É importante aqui destacar por que incluímos o Brasil no rol de países precursores
na introdução de leis modernas de patentes, ainda que em 1809 — ano de promulgação
do marco legal que instituiu as primeiras regulações locais concernentes aos direitos do
inventor — não possamos nos referir ao Brasil como um Estado nacional.

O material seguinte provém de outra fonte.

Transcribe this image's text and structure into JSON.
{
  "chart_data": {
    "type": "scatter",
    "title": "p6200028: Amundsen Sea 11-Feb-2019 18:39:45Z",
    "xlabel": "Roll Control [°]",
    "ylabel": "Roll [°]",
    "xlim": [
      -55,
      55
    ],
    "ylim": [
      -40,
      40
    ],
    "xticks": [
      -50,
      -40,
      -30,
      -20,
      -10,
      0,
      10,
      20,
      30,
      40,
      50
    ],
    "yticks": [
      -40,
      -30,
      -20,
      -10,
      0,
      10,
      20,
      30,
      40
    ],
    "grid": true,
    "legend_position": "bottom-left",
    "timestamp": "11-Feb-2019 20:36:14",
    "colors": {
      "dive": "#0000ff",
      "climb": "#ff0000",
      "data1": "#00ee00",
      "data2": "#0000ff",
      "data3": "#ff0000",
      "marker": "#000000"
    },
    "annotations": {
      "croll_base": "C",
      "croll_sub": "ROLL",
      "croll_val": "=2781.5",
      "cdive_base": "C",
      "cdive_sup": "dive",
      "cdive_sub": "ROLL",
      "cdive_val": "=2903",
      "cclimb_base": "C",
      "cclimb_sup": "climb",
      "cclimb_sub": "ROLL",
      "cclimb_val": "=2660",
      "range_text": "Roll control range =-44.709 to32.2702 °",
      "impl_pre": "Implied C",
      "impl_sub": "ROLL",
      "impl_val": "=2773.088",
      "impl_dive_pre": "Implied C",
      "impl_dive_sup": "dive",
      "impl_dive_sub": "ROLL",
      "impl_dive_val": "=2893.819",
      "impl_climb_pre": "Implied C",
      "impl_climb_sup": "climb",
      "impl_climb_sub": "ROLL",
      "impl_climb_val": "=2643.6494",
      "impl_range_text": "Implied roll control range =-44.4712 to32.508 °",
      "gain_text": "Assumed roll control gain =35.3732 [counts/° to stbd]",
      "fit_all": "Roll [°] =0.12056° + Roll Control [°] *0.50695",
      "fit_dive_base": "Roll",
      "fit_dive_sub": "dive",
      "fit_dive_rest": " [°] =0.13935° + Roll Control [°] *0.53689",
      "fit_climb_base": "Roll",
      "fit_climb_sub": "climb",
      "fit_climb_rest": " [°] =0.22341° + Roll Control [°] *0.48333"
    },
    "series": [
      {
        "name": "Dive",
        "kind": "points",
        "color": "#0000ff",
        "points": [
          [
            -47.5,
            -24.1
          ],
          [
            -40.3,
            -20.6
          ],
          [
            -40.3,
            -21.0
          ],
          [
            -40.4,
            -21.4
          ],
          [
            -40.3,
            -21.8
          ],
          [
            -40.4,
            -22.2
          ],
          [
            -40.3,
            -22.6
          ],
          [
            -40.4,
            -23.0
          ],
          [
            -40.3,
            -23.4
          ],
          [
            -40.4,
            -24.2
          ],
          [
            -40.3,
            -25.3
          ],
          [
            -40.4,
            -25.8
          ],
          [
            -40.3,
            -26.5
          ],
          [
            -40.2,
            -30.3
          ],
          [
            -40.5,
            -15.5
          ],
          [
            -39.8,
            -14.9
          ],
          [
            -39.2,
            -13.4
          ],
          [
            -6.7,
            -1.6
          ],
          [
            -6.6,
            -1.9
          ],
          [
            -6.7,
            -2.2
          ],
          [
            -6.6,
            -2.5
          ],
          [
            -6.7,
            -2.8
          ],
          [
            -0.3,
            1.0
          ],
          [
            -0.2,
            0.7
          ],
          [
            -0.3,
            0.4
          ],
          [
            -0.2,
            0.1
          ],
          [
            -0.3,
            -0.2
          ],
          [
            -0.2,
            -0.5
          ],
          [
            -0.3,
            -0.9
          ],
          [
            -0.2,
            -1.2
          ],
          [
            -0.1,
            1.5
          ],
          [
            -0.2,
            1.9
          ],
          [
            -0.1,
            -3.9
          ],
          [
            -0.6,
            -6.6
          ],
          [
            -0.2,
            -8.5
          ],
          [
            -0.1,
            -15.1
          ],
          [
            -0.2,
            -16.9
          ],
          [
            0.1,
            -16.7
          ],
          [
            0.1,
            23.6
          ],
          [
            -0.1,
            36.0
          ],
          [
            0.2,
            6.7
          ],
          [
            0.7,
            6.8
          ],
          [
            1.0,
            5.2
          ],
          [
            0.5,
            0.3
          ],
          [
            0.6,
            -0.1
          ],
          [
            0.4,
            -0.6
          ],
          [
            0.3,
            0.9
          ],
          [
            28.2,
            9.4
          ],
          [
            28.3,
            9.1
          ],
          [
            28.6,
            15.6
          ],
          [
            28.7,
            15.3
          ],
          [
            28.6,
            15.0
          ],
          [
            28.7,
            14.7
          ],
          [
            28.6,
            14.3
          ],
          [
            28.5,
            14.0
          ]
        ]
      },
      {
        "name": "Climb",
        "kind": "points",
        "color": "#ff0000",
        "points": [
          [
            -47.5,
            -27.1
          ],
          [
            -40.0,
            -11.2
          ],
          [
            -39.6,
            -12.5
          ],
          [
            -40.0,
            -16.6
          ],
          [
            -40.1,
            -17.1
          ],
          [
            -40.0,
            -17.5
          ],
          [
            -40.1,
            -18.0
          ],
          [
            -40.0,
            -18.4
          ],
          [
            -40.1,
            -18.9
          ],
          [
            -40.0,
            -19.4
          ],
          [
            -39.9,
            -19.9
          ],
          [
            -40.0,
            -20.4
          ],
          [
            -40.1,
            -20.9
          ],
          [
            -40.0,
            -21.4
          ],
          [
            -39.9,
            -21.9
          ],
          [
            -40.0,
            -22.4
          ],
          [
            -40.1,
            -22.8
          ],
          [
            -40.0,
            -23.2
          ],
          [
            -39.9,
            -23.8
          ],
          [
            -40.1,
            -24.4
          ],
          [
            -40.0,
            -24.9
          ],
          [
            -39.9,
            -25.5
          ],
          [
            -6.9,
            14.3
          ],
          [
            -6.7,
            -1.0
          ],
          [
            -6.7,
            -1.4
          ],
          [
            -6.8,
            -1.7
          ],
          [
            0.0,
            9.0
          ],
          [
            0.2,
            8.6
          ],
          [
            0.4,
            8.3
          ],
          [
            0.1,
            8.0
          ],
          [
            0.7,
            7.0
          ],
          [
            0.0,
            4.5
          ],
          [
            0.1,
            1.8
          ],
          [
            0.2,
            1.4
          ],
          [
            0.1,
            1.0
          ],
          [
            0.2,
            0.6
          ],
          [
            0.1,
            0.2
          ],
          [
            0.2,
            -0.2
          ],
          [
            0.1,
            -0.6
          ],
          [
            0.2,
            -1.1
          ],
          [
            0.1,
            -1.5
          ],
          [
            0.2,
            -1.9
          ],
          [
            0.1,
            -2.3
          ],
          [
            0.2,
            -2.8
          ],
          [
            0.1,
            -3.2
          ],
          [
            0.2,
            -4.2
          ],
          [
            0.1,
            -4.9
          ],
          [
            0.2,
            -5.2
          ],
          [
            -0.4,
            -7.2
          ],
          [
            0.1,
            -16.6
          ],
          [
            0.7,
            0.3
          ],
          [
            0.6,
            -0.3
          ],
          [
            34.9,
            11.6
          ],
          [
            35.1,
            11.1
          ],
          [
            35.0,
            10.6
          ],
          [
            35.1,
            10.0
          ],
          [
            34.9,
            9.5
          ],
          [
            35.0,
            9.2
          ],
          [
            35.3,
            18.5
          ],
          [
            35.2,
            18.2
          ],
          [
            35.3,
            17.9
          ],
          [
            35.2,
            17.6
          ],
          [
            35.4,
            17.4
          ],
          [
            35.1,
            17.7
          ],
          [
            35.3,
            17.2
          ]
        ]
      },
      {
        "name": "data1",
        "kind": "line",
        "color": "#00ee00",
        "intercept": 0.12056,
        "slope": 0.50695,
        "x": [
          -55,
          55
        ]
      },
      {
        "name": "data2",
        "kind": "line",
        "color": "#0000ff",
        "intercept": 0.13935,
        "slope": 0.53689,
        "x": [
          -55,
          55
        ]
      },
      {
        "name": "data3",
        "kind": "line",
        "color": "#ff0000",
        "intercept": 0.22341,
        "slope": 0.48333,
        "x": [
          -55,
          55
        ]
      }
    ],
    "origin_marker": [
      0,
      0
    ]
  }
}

Primeiramente, as disposições presentes no Alvará do Príncipe Regente, de 28 de abril
de 1809, eram única e exclusivamente voltadas para as possessões portuguesas no Novo
Continente, não sendo extensivas à metrópole — à época invadida pelo exército
Napoleônico — nem aos demais recantos do Império português. Em segundo lugar,
mesmo após a retomada de seu controle pela dinastia bragantina, a concessão de
monopólios a inventores em Portugal permaneceu como uma prerrogativa régia, um tipo
de mercê (patente “pré-moderna”), não sendo expedida nenhuma lei específica para a
regulamentação da matéria no país até 1837. Por último, nota-se que mesmo após a
emancipação da colônia, permaneceu o estatuto joanino a vigorar no infante Império
Brasileiro, sendo substituído somente em 1830 por uma lei que mantinha praticamente
intactos os princípios e regras inauguradas dois decênios antes. Enfim, ainda que não se
possa considerar o Brasil de 1809 como um país — e eis a razão pela qual apresentamos
o termo entre aspas alguns parágrafos acima —, para efeitos deste trabalho considera-se
válida sua inclusão no rol dos precursores na adoção de legislações patentárias, uma vez
identificada uma total continuidade entre as legislações de 1809 e 1830, alicerces de um
sistema único e integral de proteção à atividade inventiva, vigente por quase todo o
Oitocentos.
Partamos, pois, para a análise do parágrafo VI do Alvará de 28 de abril de 1809,
objeto principal deste estudo. Nele foram estabelecidas as primeiras normas voltadas à
concessão de patentes de invenção no Brasil, resumidas nos seguintes termos:
Sendo muito conveniente que os inventores e introdutores de alguma nova
máquina e invenção nas artes gozem do privilégio exclusivo, além do direito
que possam ter ao favor pecuniário, que sou servido estabelecer em benefício
da indústria e das artes, ordeno que todas as pessoas que estiverem neste caso
apresentem o plano de seu novo invento à Real Junta do Comércio; e que
esta, reconhecendo-lhe a verdade e fundamento dele, lhes conceda o
privilégio exclusivo por quatorze anos, ficando obrigadas a fabricá-lo depois,
para que, no fim desse prazo, toda a Nação goze do fruto dessa invenção.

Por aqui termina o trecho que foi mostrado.